While working for the city, the socially inclined court staff and lawyers frequently threw food-related get-togethers. Zion’s standard contribution was homemade caramel corn, and his colleagues—literally—ate it up.
“I brought [caramel corn] in until I couldn’t afford to make it any more,” he recalls about the demand for his sweet concoction. “And then I began to sell it—at cost, per city rules.”
Soon he was developing new flavors to test on his eager colleagues. Along the way, he was “surprised how happy it made me to sell popcorn and watch people enjoy it.” Zion had never considered a career selling popcorn. But the demand was telling him that he may have had a serious business opportunity. “It got to the point that I was coming home from work and cooking until I went to bed just to keep up with the orders that were coming in from the courthouse.” Having an independent streak and a newfound love for his burgeoning business, he started to consider a career change.
It wasn’t an overnight decision. He took three months and consulted with his family. He had to consider financial and other implications. “I am lucky enough to be married to a woman who supports me in this endeavor and has a steady job,” said Zion. Together with supportive partners, Zion was able to make a go of it.
At first, they ran their caramel corn business out of a pop-up shop in a designer furniture store, making their various flavors in a rented retail kitchen. Eventually, they leased their own space, building out a 300-square-foot kitchen, allowing Zion to make popcorn on site.
Zion’s two most popular flavors are vinegar caramel corn and beer caramel corn. He’s had a few disasters too, like Nutella caramel corn, which taught Zion to modify one part of the recipe at a time during testing.
Though Popcorn Asylum, his business venture, is a far cry from courtroom work, Zion still uses his legal skills in his new job. For example, he knew how to form an LLC. “I also do a lot of our contract negotiations—our lease and construction contracts and negotiations with our insurance company,” he said. “I haven’t had to pay lawyers as much as a normal start-up because I understand legalese.”
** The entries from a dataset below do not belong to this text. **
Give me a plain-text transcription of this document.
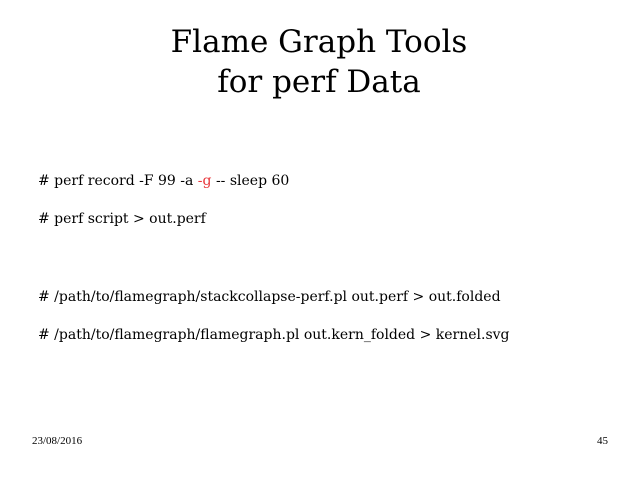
Flame Graph Tools
for perf Data
# perf record -F 99 -a -g -- sleep 60
# perf script > out.perf
# /path/to/flamegraph/stackcollapse-perf.pl out.perf > out.folded
# /path/to/flamegraph/flamegraph.pl out.kern_folded > kernel.svg
23/08/2016	45
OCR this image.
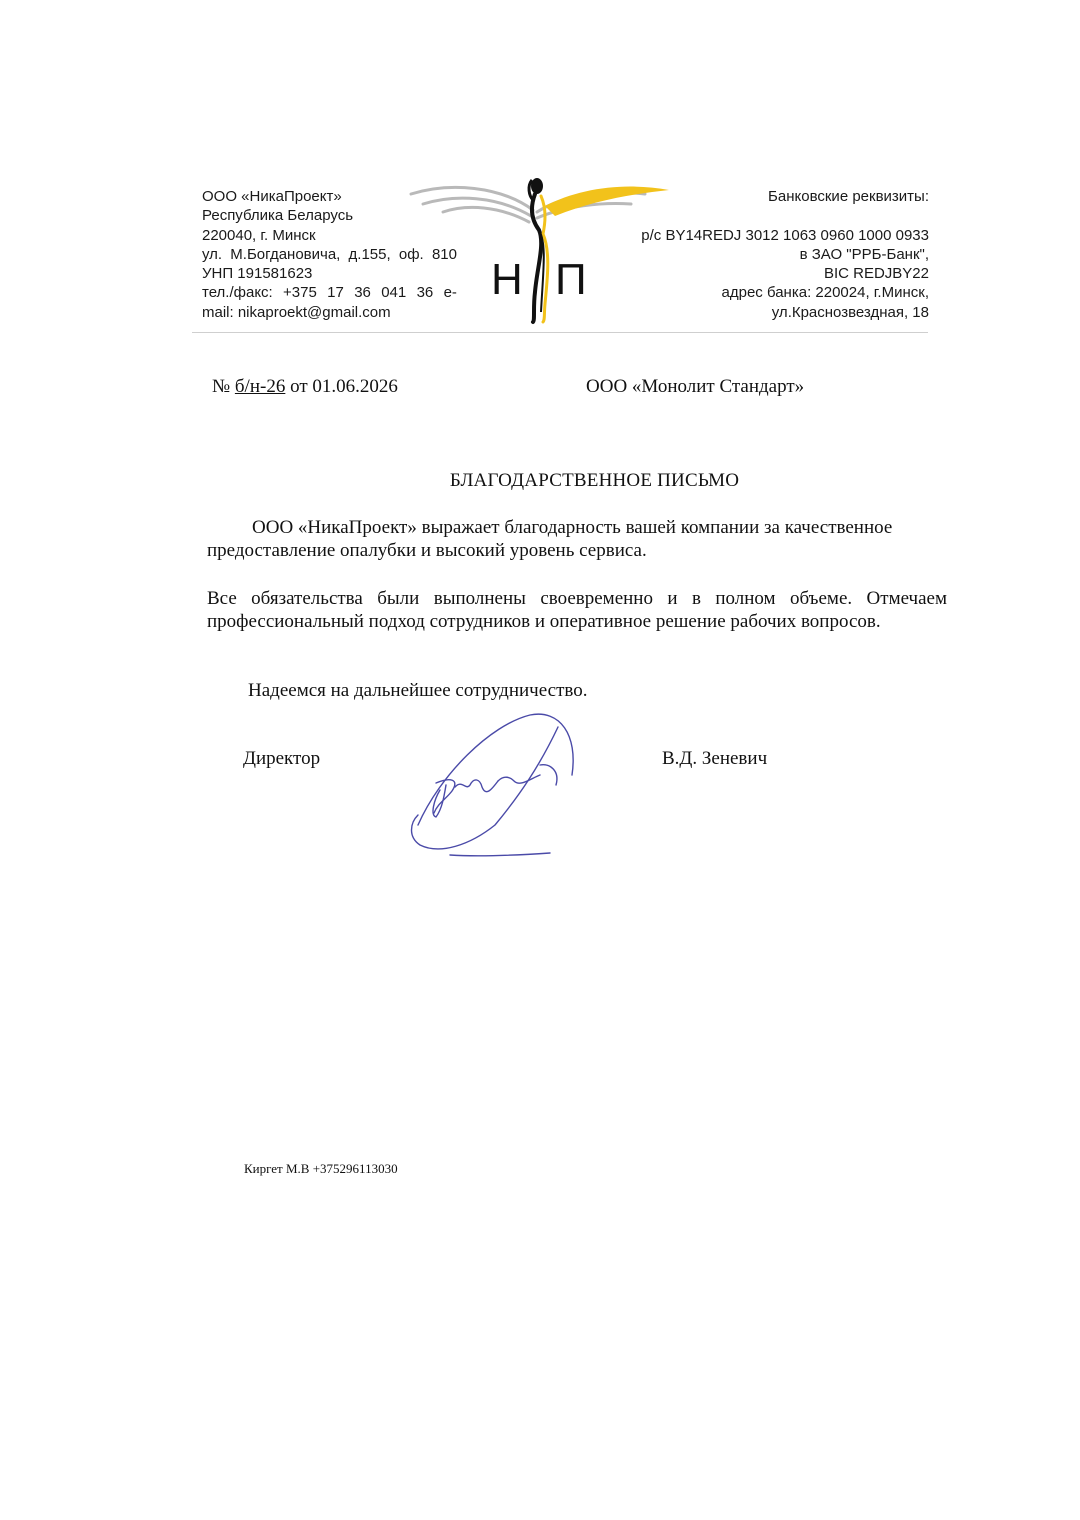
ООО «НикаПроект»
Республика Беларусь
220040, г. Минск
ул. М.Богдановича, д.155, оф. 810
УНП 191581623
тел./факс: +375 17 36 041 36 e-
mail: nikaproekt@gmail.com
Н П
Банковские реквизиты:
р/с BY14REDJ 3012 1063 0960 1000 0933
в ЗАО "РРБ-Банк",
BIC REDJBY22
адрес банка: 220024, г.Минск,
ул.Краснозвездная, 18
№ б/н-26 от 01.06.2026	ООО «Монолит Стандарт»
БЛАГОДАРСТВЕННОЕ ПИСЬМО
ООО «НикаПроект» выражает благодарность вашей компании за качественное
предоставление опалубки и высокий уровень сервиса.
Все обязательства были выполнены своевременно и в полном объеме. Отмечаем профессиональный подход сотрудников и оперативное решение рабочих вопросов.
Надеемся на дальнейшее сотрудничество.
Директор	В.Д. Зеневич
Киргет М.В +375296113030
Another area where his lawyer training is valuable is in regulatory compliance. As a small business owner producing food, Zion must comply with federal, state, and local regulations. This involves statutory interpretation, permitting, and representing the business before regulatory and legislative bodies. To do so, Zion must draw on skills learned in law school and practice like critical reasoning, attention to detail, and advocacy.